Detailing how AJ reheated the pasta in a microwave before eating it and heading for sports practice, the journal explained exactly what happened next, revealing how AJ had treated the illness.
"Immediately after eating, he left home for his sports activities, but he returned 30 min later because of headache, abdominal pain, and nausea. At his arrival, he vomited profusely for several hours and at midnight had two episodes of watery diarrhea. He did not receive any medication and drank only water."
The next day, his parents went into his room at around 11am because he hadn't been seen; it was then that they discovered that AJ had died. A legal examination concluded that AJ had died at around four o'clock that morning, and a postmortem conducted five days afterward confirmed that the young man had suffered from a strain of Bacillus cereus - one so poisonous that it killed him almost instantly.
"Legal examination determined the time of death, presumably at 4:00 AM, approximately 10 h after ingestion of the suspected meal. An autopsy could not be performed until 5 days later. Macroscopically, brownish and moderately softened liver and ascites (550 ml of citrine liquid) were found."
The case was picked up by the YouTuber Dr Bernard, a licensed practitioner, who went over the details of the incident, and warned against leaving food like pasta, rice or noodles out of the refrigerator for too long, saying the effects can be devastating after just a few hours.

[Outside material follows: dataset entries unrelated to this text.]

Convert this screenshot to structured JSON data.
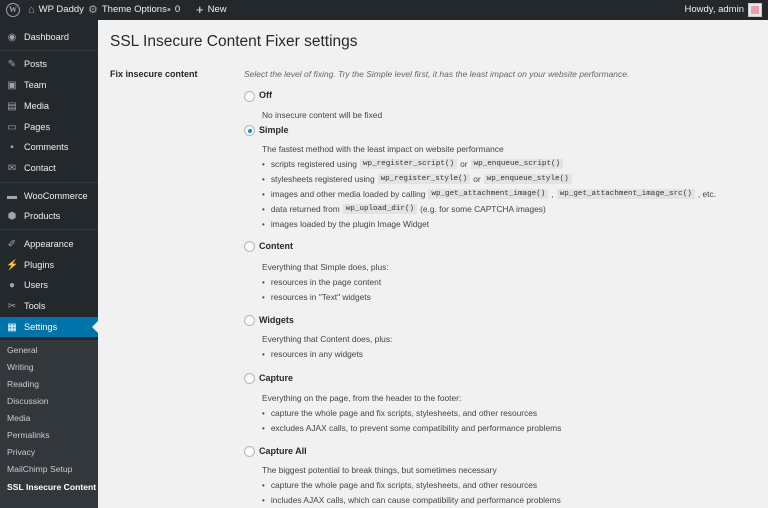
{
  "adminbar": {
    "site_name": "WP Daddy",
    "theme_options": "Theme Options",
    "comments_count": "0",
    "new_label": "New",
    "howdy": "Howdy, admin"
  },
  "sidebar": {
    "items": [
      {
        "label": "Dashboard",
        "icon": "dashboard-icon"
      },
      {
        "label": "Posts",
        "icon": "pin-icon"
      },
      {
        "label": "Team",
        "icon": "team-icon"
      },
      {
        "label": "Media",
        "icon": "media-icon"
      },
      {
        "label": "Pages",
        "icon": "pages-icon"
      },
      {
        "label": "Comments",
        "icon": "comment-icon"
      },
      {
        "label": "Contact",
        "icon": "mail-icon"
      },
      {
        "label": "WooCommerce",
        "icon": "woocommerce-icon"
      },
      {
        "label": "Products",
        "icon": "products-icon"
      },
      {
        "label": "Appearance",
        "icon": "brush-icon"
      },
      {
        "label": "Plugins",
        "icon": "plugin-icon"
      },
      {
        "label": "Users",
        "icon": "user-icon"
      },
      {
        "label": "Tools",
        "icon": "wrench-icon"
      },
      {
        "label": "Settings",
        "icon": "settings-icon"
      }
    ],
    "submenu": [
      "General",
      "Writing",
      "Reading",
      "Discussion",
      "Media",
      "Permalinks",
      "Privacy",
      "MailChimp Setup",
      "SSL Insecure Content"
    ],
    "active_color": "#0073aa"
  },
  "page": {
    "title": "SSL Insecure Content Fixer settings",
    "field_label": "Fix insecure content",
    "field_description": "Select the level of fixing. Try the Simple level first, it has the least impact on your website performance."
  },
  "options": {
    "off": {
      "label": "Off",
      "intro": "No insecure content will be fixed"
    },
    "simple": {
      "label": "Simple",
      "intro": "The fastest method with the least impact on website performance",
      "b1_pre": "scripts registered using",
      "b1_code1": "wp_register_script()",
      "b1_or": "or",
      "b1_code2": "wp_enqueue_script()",
      "b2_pre": "stylesheets registered using",
      "b2_code1": "wp_register_style()",
      "b2_or": "or",
      "b2_code2": "wp_enqueue_style()",
      "b3_pre": "images and other media loaded by calling",
      "b3_code1": "wp_get_attachment_image()",
      "b3_sep": ",",
      "b3_code2": "wp_get_attachment_image_src()",
      "b3_post": ", etc.",
      "b4_pre": "data returned from",
      "b4_code": "wp_upload_dir()",
      "b4_post": "(e.g. for some CAPTCHA images)",
      "b5": "images loaded by the plugin Image Widget"
    },
    "content": {
      "label": "Content",
      "intro": "Everything that Simple does, plus:",
      "b1": "resources in the page content",
      "b2": "resources in \"Text\" widgets"
    },
    "widgets": {
      "label": "Widgets",
      "intro": "Everything that Content does, plus:",
      "b1": "resources in any widgets"
    },
    "capture": {
      "label": "Capture",
      "intro": "Everything on the page, from the header to the footer:",
      "b1": "capture the whole page and fix scripts, stylesheets, and other resources",
      "b2": "excludes AJAX calls, to prevent some compatibility and performance problems"
    },
    "capture_all": {
      "label": "Capture All",
      "intro": "The biggest potential to break things, but sometimes necessary",
      "b1": "capture the whole page and fix scripts, stylesheets, and other resources",
      "b2": "includes AJAX calls, which can cause compatibility and performance problems"
    }
  }
}
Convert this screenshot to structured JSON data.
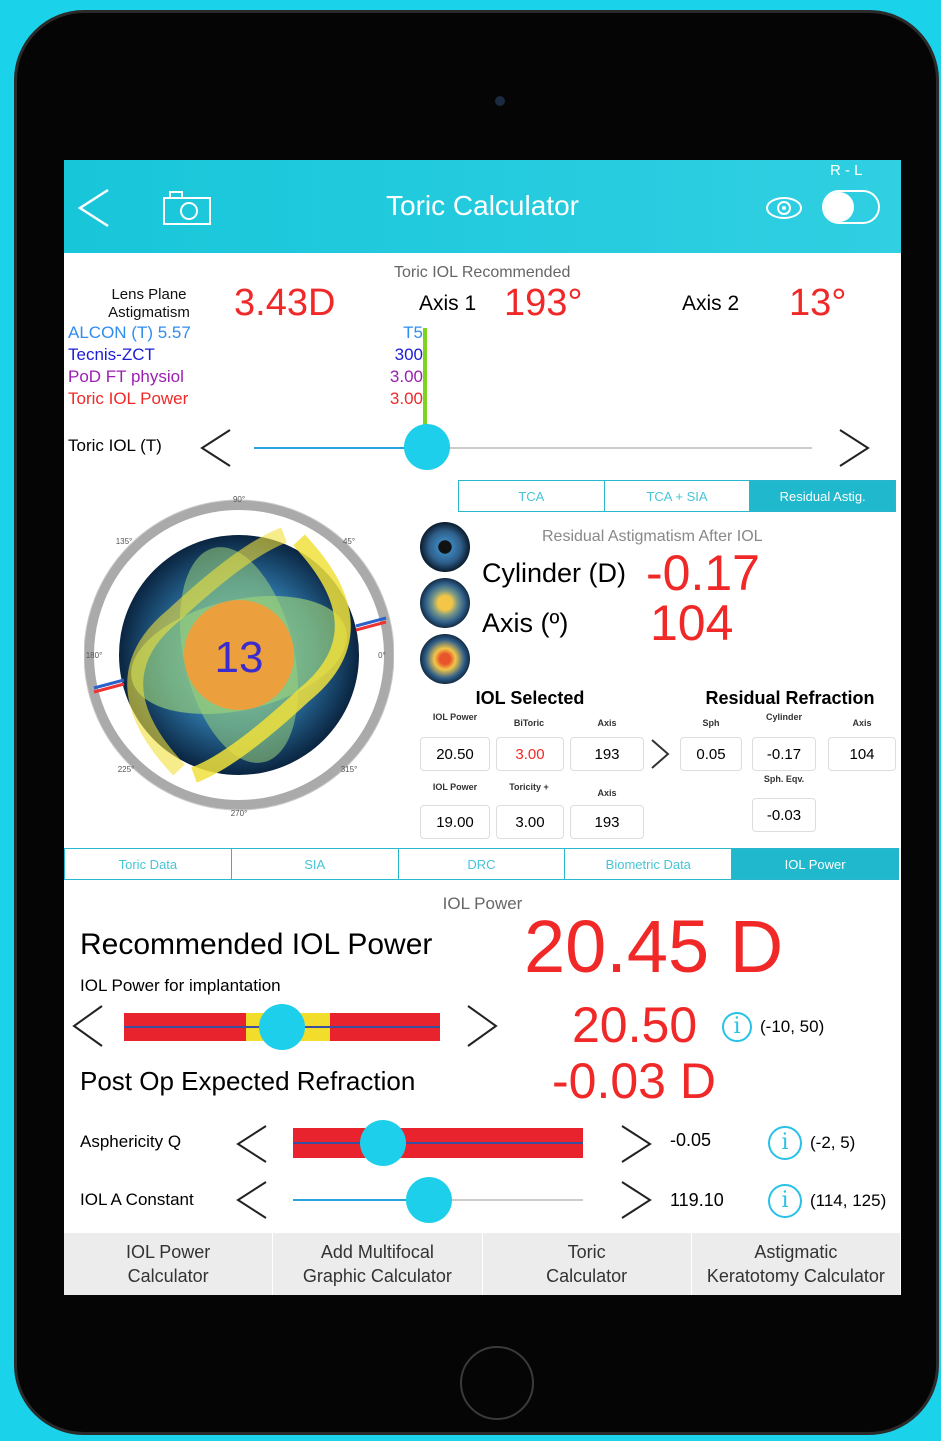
{
  "nav": {
    "title": "Toric Calculator",
    "rl_label": "R - L"
  },
  "toric": {
    "recommended_label": "Toric IOL Recommended",
    "lens_plane_label_1": "Lens Plane",
    "lens_plane_label_2": "Astigmatism",
    "lens_plane_value": "3.43D",
    "axis1_label": "Axis 1",
    "axis1_value": "193°",
    "axis2_label": "Axis 2",
    "axis2_value": "13°",
    "lenses": [
      {
        "name": "ALCON (T) 5.57",
        "value": "T5",
        "color": "#2f8df0"
      },
      {
        "name": "Tecnis-ZCT",
        "value": "300",
        "color": "#1c1cd6"
      },
      {
        "name": "PoD FT physiol",
        "value": "3.00",
        "color": "#9b1fb0"
      },
      {
        "name": "Toric IOL Power",
        "value": "3.00",
        "color": "#f02828"
      }
    ],
    "slider_label": "Toric IOL (T)",
    "slider_level": 0.31
  },
  "seg_top": {
    "items": [
      "TCA",
      "TCA + SIA",
      "Residual Astig."
    ],
    "active": 2
  },
  "eye_diagram": {
    "center_value": "13",
    "ticks": [
      "90°",
      "45°",
      "0°",
      "315°",
      "270°",
      "225°",
      "180°",
      "135°"
    ]
  },
  "residual": {
    "title": "Residual Astigmatism After IOL",
    "cyl_label": "Cylinder (D)",
    "cyl_value": "-0.17",
    "axis_label": "Axis (º)",
    "axis_value": "104"
  },
  "iol_selected": {
    "title": "IOL Selected",
    "h1": [
      "IOL Power",
      "BiToric",
      "Axis"
    ],
    "row1": [
      "20.50",
      "3.00",
      "193"
    ],
    "h2": [
      "IOL Power",
      "Toricity +",
      "Axis"
    ],
    "row2": [
      "19.00",
      "3.00",
      "193"
    ]
  },
  "residual_refraction": {
    "title": "Residual Refraction",
    "h": [
      "Sph",
      "Cylinder",
      "Axis"
    ],
    "row": [
      "0.05",
      "-0.17",
      "104"
    ],
    "seq_label": "Sph. Eqv.",
    "seq_value": "-0.03"
  },
  "seg_mid": {
    "items": [
      "Toric Data",
      "SIA",
      "DRC",
      "Biometric Data",
      "IOL Power"
    ],
    "active": 4
  },
  "iol_power": {
    "section_title": "IOL Power",
    "recommended_label": "Recommended IOL Power",
    "recommended_value": "20.45 D",
    "implant_label": "IOL Power for implantation",
    "implant_value": "20.50",
    "implant_range": "(-10, 50)",
    "implant_level": 0.5,
    "post_label": "Post Op Expected Refraction",
    "post_value": "-0.03 D",
    "asph_label": "Asphericity Q",
    "asph_value": "-0.05",
    "asph_range": "(-2, 5)",
    "asph_level": 0.31,
    "aconst_label": "IOL A Constant",
    "aconst_value": "119.10",
    "aconst_range": "(114, 125)",
    "aconst_level": 0.47
  },
  "tabbar": [
    "IOL Power\nCalculator",
    "Add Multifocal\nGraphic Calculator",
    "Toric\nCalculator",
    "Astigmatic\nKeratotomy Calculator"
  ]
}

"Many people eat pasta, or any other form of noodles, that are leftover for a day or two and they’re fine. But be careful of food left out for more than a few hours. If the food smells funny, it’s always better to be safe than sorry."
Bacillus cereus is a commonly-found source of food poisoning, with most of the cases originating from leftover foods such as rice, according to FoodSafety.Gov. "If food is to be stored longer than two hours, keep hot foods hot (over 140°F) and cold foods cold (40°F or under)," says the site in order to avoid contracting the bacteria.